Hamlet. Euch eine gesunde Antwort geben; mein Wiz ist gar nicht wohl auf Aber, Herr, so gut als ich eine Antwort geben kan, steht sie euch zu Diensten; oder vielmehr wie ihr sagt, meiner Mutter—also nur ohne fernern Umschweif zur Sache!—Meine Mutter, sagt ihr—

Rosenkranz.
Nun dann, das sagt sie; euer Betragen hat sie in das äusserste
Befremden und Erstaunen gesezt.

Hamlet.
O erstaunlicher Sohn, der seine Mutter so in Erstaunen sezen kan!
Aber stolpert nicht etwann eine Folge hinter dieser Erstaunung her?

Rosenkranz. Sie wünscht, eh ihr zu Bette geht, in ihrem Cabinet mit euch zu sprechen.

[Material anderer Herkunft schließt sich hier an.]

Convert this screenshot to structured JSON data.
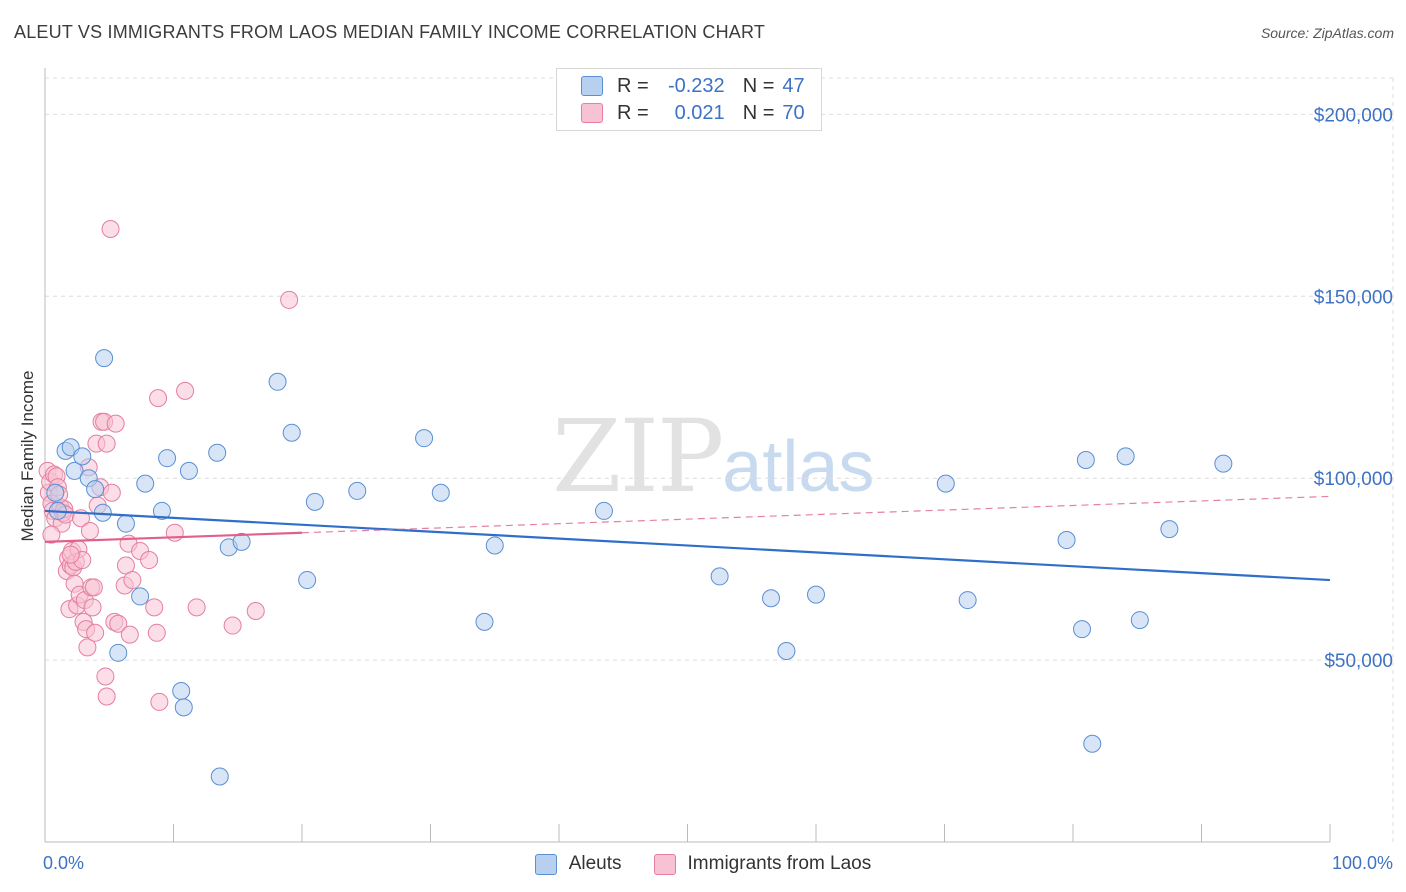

Hamlet. Wir werden gehorchen, und wenn sie zehnmal unsre Mutter wäre. Habt ihr noch weiter was mit uns zu handeln?

Rosenkranz.
Gnädiger Herr, ihr liebtet mich einst—

Hamlet.
Das thu ich noch—

Rosenkranz. Nun, dann, liebster Prinz, um unsrer alten Freundschaft willen, was ist die Ursache dieses euers seltsamen Humor's? Seyd versichert, ihr sezt eure eigne Freyheit in Gefahr, wenn ihr euch länger weigert, eure Beschwerden einem Freunde zu vertrauen.

Hamlet.
Mein Herr, ich möchte gern Befördrung.